Sort scalability on modern cpus

	Sort scalability on modern cpus

	We don't need core counts of thirty
	If we win by playing dirty!

	Lets test linux sort on Coffee Lake generation processor :
	System : Ubuntu 16, 6 cores i5-8500, 16GB of DDR4, Nvidia GTX 1080
	Test file : 760 MB text file of tab separated numeric and text fields from TPC-H benchmark
	The sort program is run repeatedly, so the source file is read from cache, the results are written
	to /dev/null so we are comparing the cpu sort performance and not the disk performance.

	Sorting on 16th field of variable length text :

	Cores used : 6 5 4 3 2 1
	Running time(seconds) : 9.1 8.9 9.1 13.4 13.8 23.6

	Sorting on 3rd field (numeric)

	Cores used : 6 5 4 3 2 1
	Running time(seconds) : 3.3 3.4 3.4 4.8 4.9 7.9

	As we see, the sort doesn't scale very well, the speed-up resulting from additional cores is limited.

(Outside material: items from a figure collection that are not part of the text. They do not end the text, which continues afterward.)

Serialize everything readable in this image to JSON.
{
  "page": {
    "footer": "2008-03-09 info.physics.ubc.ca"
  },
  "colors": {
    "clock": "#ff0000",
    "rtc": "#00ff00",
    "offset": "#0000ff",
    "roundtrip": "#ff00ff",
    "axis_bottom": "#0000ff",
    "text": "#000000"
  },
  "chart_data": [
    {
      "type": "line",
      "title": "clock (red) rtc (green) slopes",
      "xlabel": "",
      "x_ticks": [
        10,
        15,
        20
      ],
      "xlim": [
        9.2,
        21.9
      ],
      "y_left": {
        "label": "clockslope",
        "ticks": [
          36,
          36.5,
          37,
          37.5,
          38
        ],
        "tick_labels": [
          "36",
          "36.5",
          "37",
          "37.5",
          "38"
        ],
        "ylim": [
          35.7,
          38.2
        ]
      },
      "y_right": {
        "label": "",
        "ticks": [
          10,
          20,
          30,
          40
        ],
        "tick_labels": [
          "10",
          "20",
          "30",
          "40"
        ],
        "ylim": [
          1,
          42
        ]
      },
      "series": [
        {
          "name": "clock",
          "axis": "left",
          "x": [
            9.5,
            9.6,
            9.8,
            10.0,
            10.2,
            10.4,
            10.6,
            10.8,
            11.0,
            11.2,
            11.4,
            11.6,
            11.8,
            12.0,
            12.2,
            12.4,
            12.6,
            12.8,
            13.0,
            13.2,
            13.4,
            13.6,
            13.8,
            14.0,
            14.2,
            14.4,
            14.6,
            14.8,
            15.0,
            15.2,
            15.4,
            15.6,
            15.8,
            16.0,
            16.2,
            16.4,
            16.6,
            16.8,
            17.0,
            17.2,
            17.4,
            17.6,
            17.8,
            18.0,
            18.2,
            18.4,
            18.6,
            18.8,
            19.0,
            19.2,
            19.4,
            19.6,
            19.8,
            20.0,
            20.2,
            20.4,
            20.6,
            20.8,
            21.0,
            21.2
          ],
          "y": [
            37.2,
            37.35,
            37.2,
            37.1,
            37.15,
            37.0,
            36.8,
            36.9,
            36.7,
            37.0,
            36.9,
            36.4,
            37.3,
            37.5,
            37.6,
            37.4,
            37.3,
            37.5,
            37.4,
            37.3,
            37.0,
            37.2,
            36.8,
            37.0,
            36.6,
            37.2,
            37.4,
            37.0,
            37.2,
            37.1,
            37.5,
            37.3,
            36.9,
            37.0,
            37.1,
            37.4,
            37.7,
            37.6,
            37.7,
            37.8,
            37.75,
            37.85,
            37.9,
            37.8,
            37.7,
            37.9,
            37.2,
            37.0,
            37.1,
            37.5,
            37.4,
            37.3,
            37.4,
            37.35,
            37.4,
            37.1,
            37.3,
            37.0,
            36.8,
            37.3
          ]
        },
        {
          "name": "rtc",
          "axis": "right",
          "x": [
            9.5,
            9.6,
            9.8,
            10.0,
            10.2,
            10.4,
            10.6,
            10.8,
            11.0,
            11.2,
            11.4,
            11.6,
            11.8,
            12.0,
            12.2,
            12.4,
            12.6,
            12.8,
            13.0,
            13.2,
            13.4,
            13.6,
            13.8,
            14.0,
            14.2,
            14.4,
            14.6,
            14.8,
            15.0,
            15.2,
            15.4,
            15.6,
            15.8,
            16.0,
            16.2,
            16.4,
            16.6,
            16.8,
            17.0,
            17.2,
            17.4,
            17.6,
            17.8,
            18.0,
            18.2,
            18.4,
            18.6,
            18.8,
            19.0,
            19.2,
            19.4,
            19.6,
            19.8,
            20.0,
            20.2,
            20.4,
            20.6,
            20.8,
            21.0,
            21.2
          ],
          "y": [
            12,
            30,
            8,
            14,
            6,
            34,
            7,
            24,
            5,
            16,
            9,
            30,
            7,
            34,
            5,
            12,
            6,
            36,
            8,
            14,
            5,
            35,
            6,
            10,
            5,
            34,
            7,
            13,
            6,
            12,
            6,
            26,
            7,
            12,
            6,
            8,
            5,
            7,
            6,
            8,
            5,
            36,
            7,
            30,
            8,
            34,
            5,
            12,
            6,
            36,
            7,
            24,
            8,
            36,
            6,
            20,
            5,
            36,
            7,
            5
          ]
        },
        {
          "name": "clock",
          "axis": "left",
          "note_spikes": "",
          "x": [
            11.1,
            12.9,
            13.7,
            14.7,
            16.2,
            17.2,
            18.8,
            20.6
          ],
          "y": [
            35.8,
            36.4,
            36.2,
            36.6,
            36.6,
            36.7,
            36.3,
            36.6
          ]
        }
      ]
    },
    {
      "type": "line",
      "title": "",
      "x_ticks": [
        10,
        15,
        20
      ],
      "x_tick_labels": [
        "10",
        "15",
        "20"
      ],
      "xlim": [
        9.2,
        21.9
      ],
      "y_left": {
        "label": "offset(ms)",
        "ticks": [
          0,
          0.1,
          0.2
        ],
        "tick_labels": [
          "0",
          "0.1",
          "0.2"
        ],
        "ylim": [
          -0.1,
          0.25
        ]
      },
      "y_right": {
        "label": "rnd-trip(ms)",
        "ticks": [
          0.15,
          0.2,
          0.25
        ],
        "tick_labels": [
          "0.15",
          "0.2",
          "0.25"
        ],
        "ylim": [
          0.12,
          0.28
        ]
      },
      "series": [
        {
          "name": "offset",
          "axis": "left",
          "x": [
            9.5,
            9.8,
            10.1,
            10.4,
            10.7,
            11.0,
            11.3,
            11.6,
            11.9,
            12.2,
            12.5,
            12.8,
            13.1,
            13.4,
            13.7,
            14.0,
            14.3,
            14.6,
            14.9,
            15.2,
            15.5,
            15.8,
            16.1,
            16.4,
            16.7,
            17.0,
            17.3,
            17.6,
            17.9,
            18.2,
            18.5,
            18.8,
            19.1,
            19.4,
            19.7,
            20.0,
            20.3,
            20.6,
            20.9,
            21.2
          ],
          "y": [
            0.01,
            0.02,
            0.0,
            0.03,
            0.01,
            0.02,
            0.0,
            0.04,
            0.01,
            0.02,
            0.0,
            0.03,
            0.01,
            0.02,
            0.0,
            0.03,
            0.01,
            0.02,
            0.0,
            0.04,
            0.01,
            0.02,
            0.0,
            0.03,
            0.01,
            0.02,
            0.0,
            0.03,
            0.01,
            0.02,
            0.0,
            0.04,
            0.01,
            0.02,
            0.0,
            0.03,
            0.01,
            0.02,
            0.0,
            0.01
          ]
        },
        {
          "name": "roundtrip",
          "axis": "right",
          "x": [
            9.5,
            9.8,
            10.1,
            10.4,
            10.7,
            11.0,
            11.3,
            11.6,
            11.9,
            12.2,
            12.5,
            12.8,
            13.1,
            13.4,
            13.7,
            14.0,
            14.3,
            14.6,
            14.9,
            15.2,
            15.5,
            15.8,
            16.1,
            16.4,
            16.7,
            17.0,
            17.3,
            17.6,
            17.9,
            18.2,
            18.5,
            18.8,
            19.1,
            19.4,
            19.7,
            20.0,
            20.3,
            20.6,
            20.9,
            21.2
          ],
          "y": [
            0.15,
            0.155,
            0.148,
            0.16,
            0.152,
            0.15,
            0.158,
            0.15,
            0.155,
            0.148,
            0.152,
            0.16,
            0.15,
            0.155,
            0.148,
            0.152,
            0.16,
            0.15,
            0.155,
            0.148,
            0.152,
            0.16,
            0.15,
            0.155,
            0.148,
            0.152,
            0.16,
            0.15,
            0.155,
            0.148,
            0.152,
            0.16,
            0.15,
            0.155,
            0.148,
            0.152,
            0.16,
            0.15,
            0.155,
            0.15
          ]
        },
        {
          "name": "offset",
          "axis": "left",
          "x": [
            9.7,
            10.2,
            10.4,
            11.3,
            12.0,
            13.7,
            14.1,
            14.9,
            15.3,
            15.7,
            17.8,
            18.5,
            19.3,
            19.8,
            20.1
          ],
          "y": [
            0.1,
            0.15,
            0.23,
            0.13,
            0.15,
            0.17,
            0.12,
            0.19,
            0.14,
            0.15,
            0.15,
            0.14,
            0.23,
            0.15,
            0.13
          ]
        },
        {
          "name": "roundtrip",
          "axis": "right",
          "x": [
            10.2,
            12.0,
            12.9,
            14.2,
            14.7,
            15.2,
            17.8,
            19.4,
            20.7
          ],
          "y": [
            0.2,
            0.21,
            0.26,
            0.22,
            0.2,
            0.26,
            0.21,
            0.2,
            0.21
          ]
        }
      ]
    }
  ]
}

	Let's see the numbers when using a gpu. Here is a simple program that reads the file into gpu memory,
	sorts on the specified fields, copies the file back into the main memory and writes the file to disk.
	For sorting the program uses partitioning that exactly load-balances work over each gpu thread.
	The results are not written to a file to match the cpu tests.

	Running time(seconds) for text field sort : 1.5 ( the actual copying the data and sort takes 0.79 seconds,
	the rest is gpu initialization time).
	Running time(seconds) for numeric field sort : 0.8 ( 0.4 seconds takes the data copying and sorting).

	my gpu sort program link : https://github.com/antonmks/nvSort
	nvSort program is not ready for production, it was written just for the purpose of this benchmark.
	Not tested on any other files.